È una malattia degenerativa del sistema nervoso centrale. La degenerazione è intesa come perdita lenta ma progressiva di neuroni. Avviene in varie parti del cervello, ma in modo particolare a livello della sostanza nera, i cui neuroni producono un neurotrasmettitore, la dopamina, che regola il funzionamento dei movimenti involontari attraverso l’attività dei nuclei della base. Insorge abitualmente tra i 50 e i 60 anni e ha andamento progressivo con durata che può superare i 20 anni. Esistono forme più giovanili che insorgono anche ai 40 anni e forme senili presenti in età molto avanzata. A tutt'oggi l'eziologia del morbo di P. è sconosciuta, mentre la patogenesi è stata ampiamente identificata nella drastica diminuzione a livello di alcune strutture del sistema extrapiramidale (sostanza nera, striato) della dopamina, uno dei principali neurotrasmettitori del sistema extrapiramidale. Tale carenza è responsabile di un'alterazione fondamentale dell'equilibrio con altri neurotrasmettitori attivi in queste strutture anatomiche, soprattutto con l'acetilcolina, la cui attività, non più bilanciata dalla dopamina, diventa prevalente. Sembra inoltre certo che anche altri neurotrasmettitori quali, p. es., l'acido gamma-amminobutirrico, l'acido glutammico e la serotonina, svolgano un ruolo non trascurabile, anche se non ancora sondato con precisione.
La malattia inizia in modo lento e subdolo con lieve tremore al capo o alle mani oppure a un emilato, il tremore è detto “a riposo” e in particolare quello delle mani si definisce “a contar monete”; la scrittura diviene tremula e con caratteri minuscoli (micrografia); il tremore dagli arti superiori si propaga a quelli inferiori e quando è molto accentuato può generalizzarsi o colpire un solo lato del corpo; la rigidità muscolare provoca di solito un atteggiamento in flessione e una particolare immobilità statuaria del viso (facies parkinsoniana); l'andatura è a piccoli passi e a gambe lievemente piegate; la parola è scandita, esitante all'inizio ed esplosiva in seguito; fra le alterazioni secretorie sono importanti la scialorrea, l'aumento della secrezione sudorale e sebacea, la poliuria; il carattere spesso peggiora e subentra una facile irritabilità.
La diagnosi del morbo di P. si basa sui caratteristici segni clinici di rigidità, tremore e bradicinesia (lentezza nei movimenti).
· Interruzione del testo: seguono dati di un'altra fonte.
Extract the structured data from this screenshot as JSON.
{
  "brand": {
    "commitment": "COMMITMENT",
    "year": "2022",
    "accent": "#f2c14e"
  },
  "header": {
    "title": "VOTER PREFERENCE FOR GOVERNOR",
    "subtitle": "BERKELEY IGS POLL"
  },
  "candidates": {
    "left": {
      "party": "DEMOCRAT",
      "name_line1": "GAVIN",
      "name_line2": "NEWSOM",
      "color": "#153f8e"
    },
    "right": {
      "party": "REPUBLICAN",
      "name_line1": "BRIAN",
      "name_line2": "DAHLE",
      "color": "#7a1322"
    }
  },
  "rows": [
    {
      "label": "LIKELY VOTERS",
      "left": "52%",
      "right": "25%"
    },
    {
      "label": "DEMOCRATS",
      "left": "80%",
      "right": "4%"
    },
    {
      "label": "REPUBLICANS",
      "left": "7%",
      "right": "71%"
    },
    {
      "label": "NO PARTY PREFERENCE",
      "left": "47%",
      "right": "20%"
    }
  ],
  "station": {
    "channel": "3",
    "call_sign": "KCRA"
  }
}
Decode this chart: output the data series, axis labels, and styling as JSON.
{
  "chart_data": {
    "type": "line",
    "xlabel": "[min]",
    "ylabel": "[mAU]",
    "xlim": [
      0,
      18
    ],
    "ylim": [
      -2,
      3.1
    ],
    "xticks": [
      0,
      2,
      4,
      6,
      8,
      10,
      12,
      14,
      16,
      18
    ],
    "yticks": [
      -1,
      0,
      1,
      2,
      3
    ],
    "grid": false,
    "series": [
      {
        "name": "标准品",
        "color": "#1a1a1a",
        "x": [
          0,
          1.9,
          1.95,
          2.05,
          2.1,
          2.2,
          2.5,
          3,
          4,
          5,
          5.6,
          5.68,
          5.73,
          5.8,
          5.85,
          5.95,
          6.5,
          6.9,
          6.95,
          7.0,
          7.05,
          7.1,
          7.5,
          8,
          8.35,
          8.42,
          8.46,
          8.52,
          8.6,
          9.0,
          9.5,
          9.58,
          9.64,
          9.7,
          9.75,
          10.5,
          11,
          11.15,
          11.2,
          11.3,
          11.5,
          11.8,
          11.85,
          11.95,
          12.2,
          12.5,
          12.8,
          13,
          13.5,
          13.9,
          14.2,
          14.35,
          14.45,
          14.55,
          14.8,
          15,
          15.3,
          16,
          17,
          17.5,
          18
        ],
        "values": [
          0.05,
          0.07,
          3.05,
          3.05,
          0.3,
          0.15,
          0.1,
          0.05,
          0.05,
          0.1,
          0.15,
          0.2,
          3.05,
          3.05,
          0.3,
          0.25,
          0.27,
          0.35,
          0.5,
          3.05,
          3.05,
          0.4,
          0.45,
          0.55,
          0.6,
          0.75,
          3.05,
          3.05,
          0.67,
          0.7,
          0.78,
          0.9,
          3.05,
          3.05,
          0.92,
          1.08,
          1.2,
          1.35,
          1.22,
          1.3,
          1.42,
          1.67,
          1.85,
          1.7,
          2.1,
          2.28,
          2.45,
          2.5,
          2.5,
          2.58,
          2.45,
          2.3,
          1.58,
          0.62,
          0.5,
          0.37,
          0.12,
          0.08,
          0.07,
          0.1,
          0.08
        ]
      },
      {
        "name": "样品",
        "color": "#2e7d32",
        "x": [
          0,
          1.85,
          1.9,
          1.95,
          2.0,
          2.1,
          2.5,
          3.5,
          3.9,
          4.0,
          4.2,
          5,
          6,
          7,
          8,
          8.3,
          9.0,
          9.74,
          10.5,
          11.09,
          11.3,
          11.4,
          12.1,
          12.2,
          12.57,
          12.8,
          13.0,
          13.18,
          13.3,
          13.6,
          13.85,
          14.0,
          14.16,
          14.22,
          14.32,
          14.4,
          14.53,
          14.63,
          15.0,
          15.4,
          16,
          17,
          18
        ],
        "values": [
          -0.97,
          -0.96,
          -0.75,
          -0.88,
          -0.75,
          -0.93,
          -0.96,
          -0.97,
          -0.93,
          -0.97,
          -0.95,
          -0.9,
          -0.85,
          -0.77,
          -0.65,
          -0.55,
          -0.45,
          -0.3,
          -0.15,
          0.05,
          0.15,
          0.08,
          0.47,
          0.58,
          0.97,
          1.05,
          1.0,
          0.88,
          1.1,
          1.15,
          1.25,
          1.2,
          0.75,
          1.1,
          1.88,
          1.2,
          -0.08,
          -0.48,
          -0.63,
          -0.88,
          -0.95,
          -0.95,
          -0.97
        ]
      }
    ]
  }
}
Caratteristica è anche l'andatura che si può osservare facendo camminare la persona per un breve tratto.
La terapia del morbo di P. prevede l'uso di farmaci combinati variamente fra loro in diversi schemi terapeutici. Il principale è costituito dalla L-DOPA, precursore della dopamina, che è trasformato in dopamina da una carbossilasi presente sia nel cervello sia nel fegato e da farmaci anticolinergici, utili per smorzare l'aumento di attività dell'acetilcolina. A questi si sono progressivamente aggiunti negli ultimi anni l'amantadina, farmaco antivirale capace di stimolare la sintesi e il rilascio di dopamina, la bromocriptina, avente azione dopamino-agonista, e gli inibitori delle monoamminossidasi, che riducono il catabolismo della dopamina, prolungandone quindi l'effetto. Tutti questi farmaci sono spesso usati in maniera alternata per ridurre gli effetti collaterali che in una terapia così prolungata inevitabilmente tendono a manifestarsi. L'intervento chirurgico, che consiste nella lesione delle strutture extrapiramidali responsabili, è riservato ai casi con tremore grave o associato a ipertonia emilaterale e resistente alla terapia medica. Nel 1994 è stata sperimentata la prima terapia genica contro il morbo di P. su animali da laboratorio. La ricerca ha avuto come obiettivo l'induzione, con un trapianto di geni, della produzione di un enzima che a sua volta stimolasse la produzione di dopomina. Nel 1996, ricercatori italiani e statunitensi hanno identificato nel braccio lungo del cromosoma 4 una zona dove, con molta probabilità, si trova uno o più geni coinvolti nel morbo di P. I ricercatori hanno studiato un gruppo familiare individuando la regione cromosomica attraverso l'analisi di numerosi indicatori molecolari. Da qualche tempo è noto che circa il 15% dei malati ha parenti affetti dalla stessa malattia, fenomeno che fa sospettare una possibile base genetica del morbo. Da questa ricerca si spera ora di individuare il gene o i geni associati alla malattia, sulla base della quale realizzare, inizialmente, un test predittivo.